3 Hallmarks of Fulfilment and Purpose:
1. Relationships – A sense of belonging and connection to others
2. Impact – Progress towards a goal we believe in
3. Growth – Personal challenge that we overcome
Our Top 5 Tips for How to Thrive Post COVID
1. Build Up Your Resilience
The best definition of resilience I have come across is from the American Psychological Association which defines it as 'the process of adapting well in the face of adversity, trauma, tragedy, threats, or significant sources of stress—such as family and relationship problems, health issues, or workplace and financial stressors.' The more you build it, the easier it is to use. Think of it as a muscle; building your resilience increases your tolerance and helps you to more quickly mentally and emotionally adapt, and feel more confident in the choices that you make.
“Do not judge me by my success, judge me by how many times I fell down and got back up again.”
― Nelson Mandela
It’s essential to focus on the following areas to increase your emotional resilience:
· Safety: By focusing on the small powerful measure you can take that will make you feel safe and secure in your choices, then you will feel that you have control in your life.
· Self-care: This pandemic has taught us all that we cannot neglect our physical and mental health. Self-care is what fills your ‘mental and emotional cup’. It allows you to have the energy to look after those around you, both near and far away.
· Self-motivation: Paying attention to what motivates and drives you to do even the most mundane but essential tasks in life, has been the cornerstone to staying focused on what’s important as the world around us carries news of the pandemic. This motivation works for the small tasks of getting out of bed, and the larger tasks of finding a new job after being made redundant.

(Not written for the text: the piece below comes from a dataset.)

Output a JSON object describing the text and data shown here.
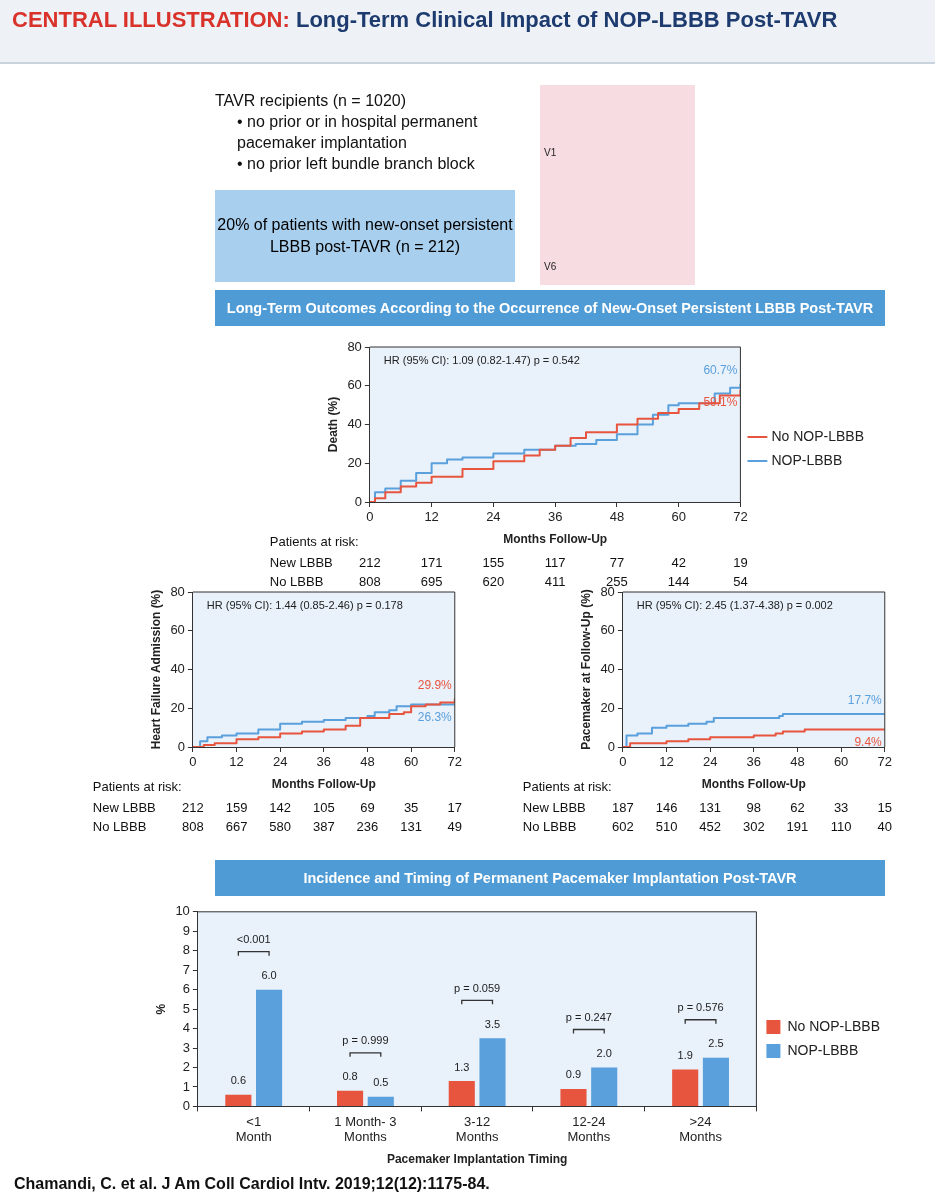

· Self-directed work: The pandemic has changed the way we work and play. For those of us who have always had others to direct what we do and how, there has had to be a major shift in becoming more independent. Remote work from home has been a blessing for some and a nightmare for others. Recognize where you stand on the spectrum, and if it is on the latter, figuring out the support you need to do it effectively and with confidence is key.
No one quite knows what the next year will bring, but what we do know is that we will collectively have to knock down walls, respond rapidly, and be ready to adapt to new processes and workflows almost instantaneously.
2. Agree on Your Goals and Take Ownership
Be proactive in finding out what has changed about your company, school or work protocols and policies as a result of COVID. Read, check communications, and discuss with peers, and then question in a respectful way, if you feel you not sure how your role, project, or objective now fits in. Having to take increased ownership on this front is not a natural task for everyone, especially if your plate is already full. However, we now know that when the world is focused elsewhere, your survival depends on it.
Agree up front your goals and targets, and know what, how, and why you are working on something. Make sure you create goals that excite you, and take ownership for everything you do. Simply showing up isn’t good enough, whether it’s for a course, a team project, or a Zoom meeting. Be present, be active and give it your full attention at that moment. Self-motivation and discipline is going to be even more important in the months to come.
“Invent your world. Surround yourself with people, color, sounds, and work that nourish you.”